Sempre fiz questão de dar atenção a tais manifestações, porém, senti falta da surpresa, da admiração que as grandes obras de arte costumam nos proporcionar. As cartas mediúnicas e os romances espíritas geralmente atuam emocionalmente sobre seus receptores, todavia, ainda não tenho conhecimento de um crítico literário renomado que tenha reconhecido o valor literário de uma dessas obras a ponto de dar-lhe lugar entre os “clássicos” canônicos. Isso me decepciona, pois, se há realmente um espírito por trás do livro, tudo me leva a crer que infelizmente ele não é artisticamente superior a Shakespeare, a Dostoievski, a Pessoa, e até a Paulo Coelho. Até onde eu sei nenhum especialista em artes plásticas reconheceu os traços típicos de um grande artista desencarnado numa pintura mediúnica, e pior, pela falta de atenção dada pelos críticos a tais obras, imagino que nenhum médium legou à humanidade pinturas tão primorosas quanto a de um Caravaggio, de um van Gogh, Blake, Monet... 


 Outra vez, só duas conclusões me parecem possíveis, embora eu gostaria de conhecer outras: Primeiro, pode-se supor que tais experiências são falsas, que não há verdadeiros espíritos por trás dessas ações. Que psicólogos e psiquiatras assumam a partir daqui a tarefa de explicar como podem os homens produzir espontaneamente essas obras para as quais afirmam ser inaptos através de seus estados alterados de consciência. Segundo, pode-se tentar manter a ideia de que há espíritos por trás dessas criações, mas nesse caso, volto a dizer que tais espíritos não exibem habilidades e inteligências tão admiráveis quanto pretendem os próprios espíritas, pelo contam com as mesmas limitações humanas. Se essa segunda conclusão é a correta, será que se deve dar tanto crédito ao que tais espíritos dizem? Ao que parece, os mais sábios ou evoluídos deles não costumam dar-se a tais exibições.
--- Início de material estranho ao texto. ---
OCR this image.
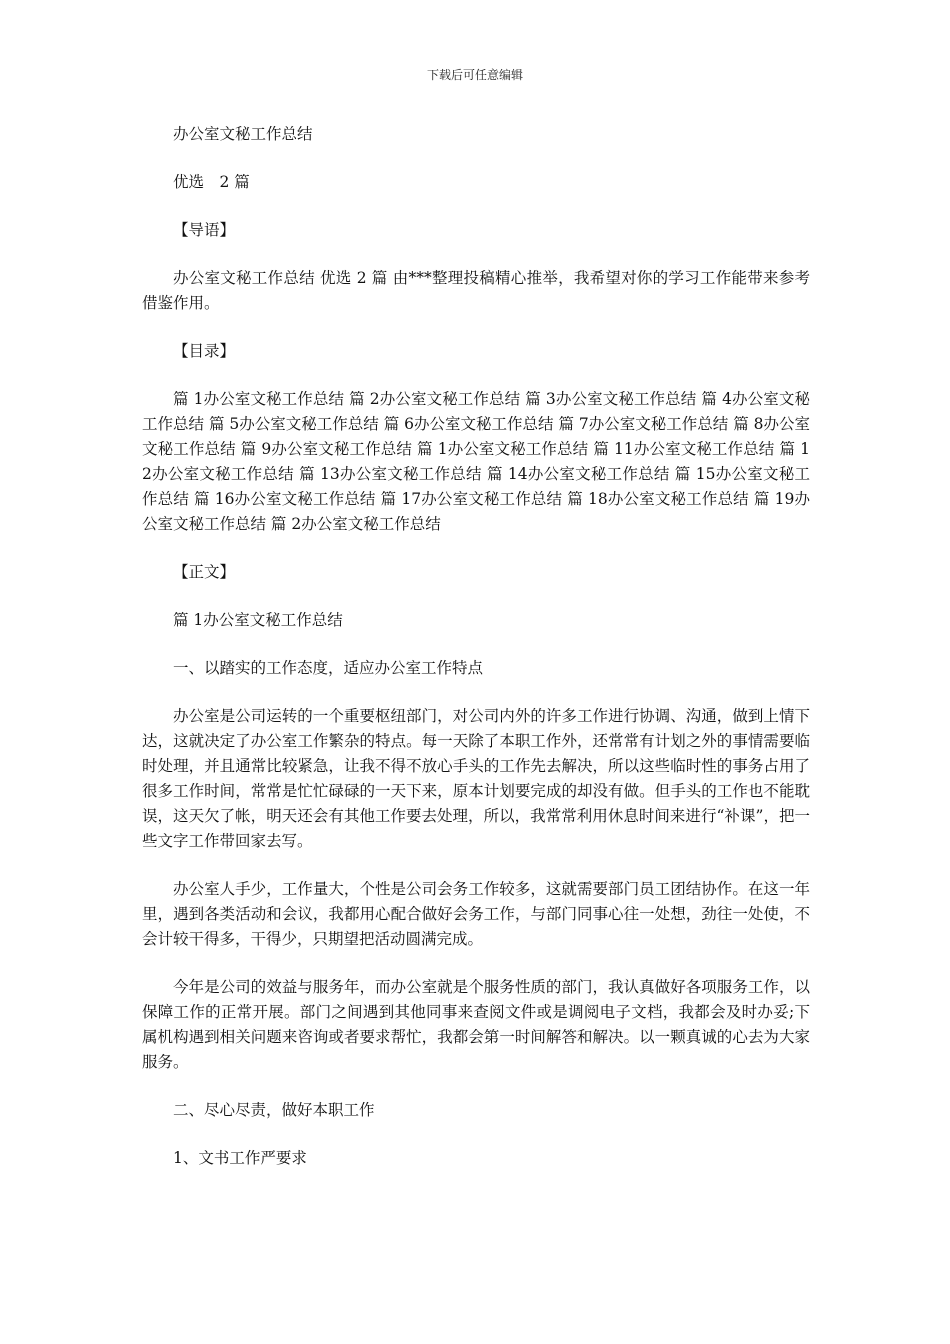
下载后可任意编辑

办公室文秘工作总结

优选　2 篇

【导语】

办公室文秘工作总结 优选 2 篇 由***整理投稿精心推举，我希望对你的学习工作能带来参考借鉴作用。

【目录】

篇 1办公室文秘工作总结 篇 2办公室文秘工作总结 篇 3办公室文秘工作总结 篇 4办公室文秘工作总结 篇 5办公室文秘工作总结 篇 6办公室文秘工作总结 篇 7办公室文秘工作总结 篇 8办公室文秘工作总结 篇 9办公室文秘工作总结 篇 1办公室文秘工作总结 篇 11办公室文秘工作总结 篇 12办公室文秘工作总结 篇 13办公室文秘工作总结 篇 14办公室文秘工作总结 篇 15办公室文秘工作总结 篇 16办公室文秘工作总结 篇 17办公室文秘工作总结 篇 18办公室文秘工作总结 篇 19办公室文秘工作总结 篇 2办公室文秘工作总结

【正文】

篇 1办公室文秘工作总结

一、以踏实的工作态度，适应办公室工作特点

办公室是公司运转的一个重要枢纽部门，对公司内外的许多工作进行协调、沟通，做到上情下达，这就决定了办公室工作繁杂的特点。每一天除了本职工作外，还常常有计划之外的事情需要临时处理，并且通常比较紧急，让我不得不放心手头的工作先去解决，所以这些临时性的事务占用了很多工作时间，常常是忙忙碌碌的一天下来，原本计划要完成的却没有做。但手头的工作也不能耽误，这天欠了帐，明天还会有其他工作要去处理，所以，我常常利用休息时间来进行“补课”，把一些文字工作带回家去写。

办公室人手少，工作量大，个性是公司会务工作较多，这就需要部门员工团结协作。在这一年里，遇到各类活动和会议，我都用心配合做好会务工作，与部门同事心往一处想，劲往一处使，不会计较干得多，干得少，只期望把活动圆满完成。

今年是公司的效益与服务年，而办公室就是个服务性质的部门，我认真做好各项服务工作，以保障工作的正常开展。部门之间遇到其他同事来查阅文件或是调阅电子文档，我都会及时办妥;下属机构遇到相关问题来咨询或者要求帮忙，我都会第一时间解答和解决。以一颗真诚的心去为大家服务。

二、尽心尽责，做好本职工作

1、文书工作严要求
Por essas razões ainda prefiro ouvir os conselhos humanos que os dos espíritos, prefiro ler os clássicos que os romances espíritas, visitar as exposições dos grandes artistas do que ter quadros produzidos mediunicamente, e confiaria minha saúde a um cirurgião diplomado nalguma universidade humana em vez de me submeter a uma cirurgia espírita. Essas sãos as minhas escolhas atuais; entende-as como resultados das minhas reflexões, e não como convites aos meus leitores. Sobre as cirurgias realizadas através de experiências mediúnicas prefiro não me estender. Deixo aos médicos a tarefa de as criticar, embora acredite que nalguns aspectos essas intervenções espirituais na matéria se assemelhem àquelas artísticas que acima critiquei.



Considerações Finais

Espero que tenha ficado claro que não estou me colocando contra a religiosidade espírita, mas refutando alguns dos argumentos que o kardecismo emprega para se legitimar nas sociedades humanas até hoje. Como tentei dizer desde o começo, faço isso constantemente quando falo do cristianismo, e nem por isso qualquer dos meus argumentos levam as pessoas a abandonar suas igrejas e sua fé em Jesus. Do mesmo modo, os kardecistas que porventura se depararam com esse texto devem saber que não procuro os conduzir à conversão. Seria bom que, se alguma das minhas refutações parece razoável ao leitor kardecista, ele a desenvolvesse no seio da sua religião, para eliminar tais limitações que nos dias atuais são contraproducentes à experiência religiosa e aos ensinamentos morais espíritas que, sem dúvida, têm o seu valor.